La promesse de Son officialisation est revenue au devant de la scène

Tamazight, revendication ou slogan de campagne ?
 
Tamazight, revendication ou slogan de campagne ?Tous les candidats sans exception promettent d’officialiser tamazight comme langue officielle.

La question de tamazight revient souvent lors de la période électorale. Tous les candidats à l’élection du 17 avril font dans leurs programmes de tamazight un axe important. «Tamazight devient souvent un slogan de campagne lors de l’élection», estime un militant de la cause identitaire.

D’ailleurs, dans  son discours à Tizi Ouzou la semaine dernière,  Ali Benflis a déclaré que s’il venait à être élu à la magistrature suprême, il introduirait «tamazight dans l’examen du bac mais, a-t-il dit, de façon facultative». «lI y a nécessité de mettre en place des mécanismes pour le développement de cette langue, car il s’agit, a-t-il soutenu, d’un moyen susceptible d’aboutir à l’épanouissement des Algériens.»

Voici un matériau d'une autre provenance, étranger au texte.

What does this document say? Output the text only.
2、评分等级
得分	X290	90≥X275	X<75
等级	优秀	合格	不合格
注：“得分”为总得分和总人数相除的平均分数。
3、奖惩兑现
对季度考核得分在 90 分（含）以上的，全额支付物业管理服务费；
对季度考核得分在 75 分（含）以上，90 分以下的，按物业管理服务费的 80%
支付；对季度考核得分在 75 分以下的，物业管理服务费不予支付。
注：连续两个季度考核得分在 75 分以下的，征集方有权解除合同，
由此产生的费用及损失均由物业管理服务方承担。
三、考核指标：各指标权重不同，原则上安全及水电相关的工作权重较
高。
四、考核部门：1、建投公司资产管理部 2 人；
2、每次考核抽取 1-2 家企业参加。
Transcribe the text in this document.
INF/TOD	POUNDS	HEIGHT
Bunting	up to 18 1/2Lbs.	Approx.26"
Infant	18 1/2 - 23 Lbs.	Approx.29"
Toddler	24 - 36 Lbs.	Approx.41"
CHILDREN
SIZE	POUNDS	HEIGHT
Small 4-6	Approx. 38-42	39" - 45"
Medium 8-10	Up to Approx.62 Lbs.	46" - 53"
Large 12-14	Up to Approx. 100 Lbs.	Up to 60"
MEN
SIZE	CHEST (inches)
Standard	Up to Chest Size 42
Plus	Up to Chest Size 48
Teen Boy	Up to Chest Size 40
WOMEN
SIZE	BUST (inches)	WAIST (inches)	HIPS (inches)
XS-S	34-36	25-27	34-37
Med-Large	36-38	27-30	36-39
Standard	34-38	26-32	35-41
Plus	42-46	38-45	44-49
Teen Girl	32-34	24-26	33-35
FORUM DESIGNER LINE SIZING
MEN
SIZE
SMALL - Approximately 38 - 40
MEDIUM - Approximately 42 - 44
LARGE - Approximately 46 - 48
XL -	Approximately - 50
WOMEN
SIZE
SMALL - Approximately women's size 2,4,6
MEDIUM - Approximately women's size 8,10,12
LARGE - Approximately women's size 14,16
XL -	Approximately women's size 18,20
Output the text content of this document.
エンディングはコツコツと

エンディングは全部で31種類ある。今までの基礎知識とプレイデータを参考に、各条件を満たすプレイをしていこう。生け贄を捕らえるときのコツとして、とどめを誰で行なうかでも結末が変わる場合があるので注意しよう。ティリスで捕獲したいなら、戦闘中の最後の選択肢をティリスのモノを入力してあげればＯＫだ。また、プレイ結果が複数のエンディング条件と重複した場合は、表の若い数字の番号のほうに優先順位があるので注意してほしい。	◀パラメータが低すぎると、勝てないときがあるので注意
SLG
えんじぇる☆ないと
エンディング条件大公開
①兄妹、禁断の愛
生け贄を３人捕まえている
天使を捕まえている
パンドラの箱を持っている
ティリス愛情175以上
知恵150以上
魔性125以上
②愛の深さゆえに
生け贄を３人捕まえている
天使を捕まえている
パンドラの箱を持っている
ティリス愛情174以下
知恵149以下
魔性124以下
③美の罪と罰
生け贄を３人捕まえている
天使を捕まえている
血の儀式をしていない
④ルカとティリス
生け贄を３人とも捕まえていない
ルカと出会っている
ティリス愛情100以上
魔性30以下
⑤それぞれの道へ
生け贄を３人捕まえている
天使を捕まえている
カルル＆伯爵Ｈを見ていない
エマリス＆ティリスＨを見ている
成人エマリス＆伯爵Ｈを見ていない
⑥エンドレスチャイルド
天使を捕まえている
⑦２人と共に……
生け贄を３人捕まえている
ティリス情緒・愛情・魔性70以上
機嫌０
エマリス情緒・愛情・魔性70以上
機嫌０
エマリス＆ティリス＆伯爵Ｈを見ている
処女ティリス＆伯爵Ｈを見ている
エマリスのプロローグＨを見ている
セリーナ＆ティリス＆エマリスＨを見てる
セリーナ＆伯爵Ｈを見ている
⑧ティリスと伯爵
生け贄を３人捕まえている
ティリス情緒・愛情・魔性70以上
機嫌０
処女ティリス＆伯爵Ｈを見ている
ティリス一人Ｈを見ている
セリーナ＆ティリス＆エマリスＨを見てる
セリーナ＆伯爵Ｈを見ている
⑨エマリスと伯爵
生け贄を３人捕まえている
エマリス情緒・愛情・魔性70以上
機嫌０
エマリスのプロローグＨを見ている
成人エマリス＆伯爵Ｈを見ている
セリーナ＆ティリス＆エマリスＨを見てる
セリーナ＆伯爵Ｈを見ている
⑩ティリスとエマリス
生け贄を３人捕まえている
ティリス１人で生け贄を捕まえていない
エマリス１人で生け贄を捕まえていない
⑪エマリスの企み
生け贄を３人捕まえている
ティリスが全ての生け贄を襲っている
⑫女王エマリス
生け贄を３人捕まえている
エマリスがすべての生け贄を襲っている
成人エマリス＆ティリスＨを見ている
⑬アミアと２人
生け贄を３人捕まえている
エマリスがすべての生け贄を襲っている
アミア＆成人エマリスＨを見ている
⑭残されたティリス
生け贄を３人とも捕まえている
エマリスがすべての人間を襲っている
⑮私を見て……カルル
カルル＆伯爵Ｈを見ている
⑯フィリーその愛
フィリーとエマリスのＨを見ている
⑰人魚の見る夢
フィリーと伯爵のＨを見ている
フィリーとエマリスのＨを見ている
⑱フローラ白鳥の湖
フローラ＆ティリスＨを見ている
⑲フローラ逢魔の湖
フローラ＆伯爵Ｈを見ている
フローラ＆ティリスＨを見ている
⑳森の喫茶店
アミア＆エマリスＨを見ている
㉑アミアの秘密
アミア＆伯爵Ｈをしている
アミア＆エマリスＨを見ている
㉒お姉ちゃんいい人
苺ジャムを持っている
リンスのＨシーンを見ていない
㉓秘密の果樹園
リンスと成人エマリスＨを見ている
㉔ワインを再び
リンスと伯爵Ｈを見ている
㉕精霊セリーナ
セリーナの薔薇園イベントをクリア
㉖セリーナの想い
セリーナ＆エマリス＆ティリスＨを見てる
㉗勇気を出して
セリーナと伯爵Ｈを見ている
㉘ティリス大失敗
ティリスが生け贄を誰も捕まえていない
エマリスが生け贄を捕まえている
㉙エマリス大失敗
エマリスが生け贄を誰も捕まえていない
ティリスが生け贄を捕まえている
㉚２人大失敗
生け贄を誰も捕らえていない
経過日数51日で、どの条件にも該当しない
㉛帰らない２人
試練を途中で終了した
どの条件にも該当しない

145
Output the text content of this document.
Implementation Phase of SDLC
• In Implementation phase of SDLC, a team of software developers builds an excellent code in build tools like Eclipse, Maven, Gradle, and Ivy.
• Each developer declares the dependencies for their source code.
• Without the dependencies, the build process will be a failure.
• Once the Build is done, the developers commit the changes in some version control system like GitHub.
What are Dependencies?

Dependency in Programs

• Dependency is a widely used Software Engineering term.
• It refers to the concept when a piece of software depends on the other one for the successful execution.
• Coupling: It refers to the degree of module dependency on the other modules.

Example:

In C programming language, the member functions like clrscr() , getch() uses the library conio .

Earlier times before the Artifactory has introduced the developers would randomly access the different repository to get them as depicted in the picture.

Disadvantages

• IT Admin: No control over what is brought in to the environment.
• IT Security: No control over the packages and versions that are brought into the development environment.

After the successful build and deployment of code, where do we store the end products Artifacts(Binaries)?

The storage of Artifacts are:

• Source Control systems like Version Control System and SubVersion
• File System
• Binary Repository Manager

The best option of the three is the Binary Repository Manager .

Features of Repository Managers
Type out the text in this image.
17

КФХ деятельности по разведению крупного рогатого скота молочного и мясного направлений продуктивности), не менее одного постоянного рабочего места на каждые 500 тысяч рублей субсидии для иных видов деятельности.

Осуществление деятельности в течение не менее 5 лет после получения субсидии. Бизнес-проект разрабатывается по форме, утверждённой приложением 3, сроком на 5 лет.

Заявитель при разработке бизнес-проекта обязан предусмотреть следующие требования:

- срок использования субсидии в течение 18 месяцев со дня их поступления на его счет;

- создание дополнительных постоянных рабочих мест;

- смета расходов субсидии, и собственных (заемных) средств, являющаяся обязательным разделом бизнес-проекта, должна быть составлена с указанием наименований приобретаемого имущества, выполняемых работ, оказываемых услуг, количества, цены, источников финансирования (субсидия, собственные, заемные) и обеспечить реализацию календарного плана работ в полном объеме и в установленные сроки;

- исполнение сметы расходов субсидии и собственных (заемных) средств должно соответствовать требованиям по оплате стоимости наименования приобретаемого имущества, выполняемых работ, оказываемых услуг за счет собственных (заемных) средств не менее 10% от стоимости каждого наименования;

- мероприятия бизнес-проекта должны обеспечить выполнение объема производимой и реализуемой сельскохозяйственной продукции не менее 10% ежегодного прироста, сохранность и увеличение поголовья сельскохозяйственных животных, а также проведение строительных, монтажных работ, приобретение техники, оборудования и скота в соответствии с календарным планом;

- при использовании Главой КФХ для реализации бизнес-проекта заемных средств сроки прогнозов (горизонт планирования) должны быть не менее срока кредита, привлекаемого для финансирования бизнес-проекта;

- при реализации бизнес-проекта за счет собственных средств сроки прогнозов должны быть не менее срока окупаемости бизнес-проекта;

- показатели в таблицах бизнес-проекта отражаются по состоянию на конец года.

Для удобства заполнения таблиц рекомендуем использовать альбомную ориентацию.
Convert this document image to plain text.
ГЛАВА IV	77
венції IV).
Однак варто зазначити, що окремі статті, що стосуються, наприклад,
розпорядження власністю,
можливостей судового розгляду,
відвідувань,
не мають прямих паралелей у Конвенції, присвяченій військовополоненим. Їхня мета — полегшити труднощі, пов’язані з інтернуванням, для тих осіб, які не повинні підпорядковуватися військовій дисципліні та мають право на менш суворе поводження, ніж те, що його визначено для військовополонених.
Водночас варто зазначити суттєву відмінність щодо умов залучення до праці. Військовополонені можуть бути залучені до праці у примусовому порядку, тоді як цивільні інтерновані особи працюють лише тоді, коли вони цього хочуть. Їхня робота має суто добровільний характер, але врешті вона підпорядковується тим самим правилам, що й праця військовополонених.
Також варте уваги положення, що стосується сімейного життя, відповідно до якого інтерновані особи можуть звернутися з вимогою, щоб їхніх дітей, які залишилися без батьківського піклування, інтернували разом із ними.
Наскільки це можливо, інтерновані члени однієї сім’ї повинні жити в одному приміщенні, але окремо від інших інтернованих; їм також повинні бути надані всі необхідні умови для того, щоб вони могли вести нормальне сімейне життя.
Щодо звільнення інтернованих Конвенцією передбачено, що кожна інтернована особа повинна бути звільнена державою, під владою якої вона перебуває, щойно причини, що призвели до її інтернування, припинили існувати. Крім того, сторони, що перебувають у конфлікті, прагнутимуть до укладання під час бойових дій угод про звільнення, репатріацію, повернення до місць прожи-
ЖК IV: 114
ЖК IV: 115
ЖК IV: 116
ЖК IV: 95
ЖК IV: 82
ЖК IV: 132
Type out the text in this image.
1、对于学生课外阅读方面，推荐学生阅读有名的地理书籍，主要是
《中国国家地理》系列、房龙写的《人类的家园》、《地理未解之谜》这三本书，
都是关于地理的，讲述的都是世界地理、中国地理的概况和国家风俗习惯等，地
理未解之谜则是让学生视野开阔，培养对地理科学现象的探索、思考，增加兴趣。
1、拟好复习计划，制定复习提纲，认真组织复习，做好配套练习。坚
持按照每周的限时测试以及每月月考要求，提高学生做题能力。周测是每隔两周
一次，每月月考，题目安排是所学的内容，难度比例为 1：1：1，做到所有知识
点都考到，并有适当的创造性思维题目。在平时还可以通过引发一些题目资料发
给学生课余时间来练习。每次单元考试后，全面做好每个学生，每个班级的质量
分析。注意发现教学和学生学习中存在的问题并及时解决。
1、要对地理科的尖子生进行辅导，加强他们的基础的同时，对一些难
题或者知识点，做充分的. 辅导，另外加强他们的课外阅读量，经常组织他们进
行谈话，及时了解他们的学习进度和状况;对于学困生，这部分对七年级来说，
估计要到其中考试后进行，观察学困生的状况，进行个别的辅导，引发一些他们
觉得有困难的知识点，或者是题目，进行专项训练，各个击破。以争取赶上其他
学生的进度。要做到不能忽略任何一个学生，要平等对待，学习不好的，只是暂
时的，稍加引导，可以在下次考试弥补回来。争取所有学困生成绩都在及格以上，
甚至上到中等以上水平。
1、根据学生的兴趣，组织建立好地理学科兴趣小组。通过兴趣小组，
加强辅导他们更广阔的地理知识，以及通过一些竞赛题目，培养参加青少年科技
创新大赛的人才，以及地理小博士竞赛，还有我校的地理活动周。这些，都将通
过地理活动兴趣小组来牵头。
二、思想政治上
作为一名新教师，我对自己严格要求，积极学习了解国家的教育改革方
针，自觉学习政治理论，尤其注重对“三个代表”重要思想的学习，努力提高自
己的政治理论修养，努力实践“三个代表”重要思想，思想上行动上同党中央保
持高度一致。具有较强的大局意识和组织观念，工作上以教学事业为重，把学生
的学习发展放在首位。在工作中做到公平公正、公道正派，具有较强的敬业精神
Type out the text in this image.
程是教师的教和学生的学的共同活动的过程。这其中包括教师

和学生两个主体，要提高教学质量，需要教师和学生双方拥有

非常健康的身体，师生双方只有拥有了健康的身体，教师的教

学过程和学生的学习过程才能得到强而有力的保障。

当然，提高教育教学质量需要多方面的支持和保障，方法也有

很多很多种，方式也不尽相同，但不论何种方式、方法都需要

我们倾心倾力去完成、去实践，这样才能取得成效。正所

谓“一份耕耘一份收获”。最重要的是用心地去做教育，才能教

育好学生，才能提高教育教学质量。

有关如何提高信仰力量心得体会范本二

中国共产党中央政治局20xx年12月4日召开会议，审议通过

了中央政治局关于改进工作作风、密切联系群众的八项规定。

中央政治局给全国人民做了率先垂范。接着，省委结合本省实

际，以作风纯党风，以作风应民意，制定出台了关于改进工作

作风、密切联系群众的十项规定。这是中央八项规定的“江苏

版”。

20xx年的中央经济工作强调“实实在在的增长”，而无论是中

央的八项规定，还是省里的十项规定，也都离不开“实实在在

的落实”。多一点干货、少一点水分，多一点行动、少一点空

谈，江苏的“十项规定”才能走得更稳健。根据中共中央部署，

Louisa Hanoune, secrétaire du Parti des travailleurs, a souligné, pour sa part, qu’elle a toujours milité pour que cette langue  soit reconnue sans référendum car, a-t-elle insisté,  «cela est un droit naturel de tout le peuple algérien et de toutes les régions du pays qui ont indéniablement des origines amazighes».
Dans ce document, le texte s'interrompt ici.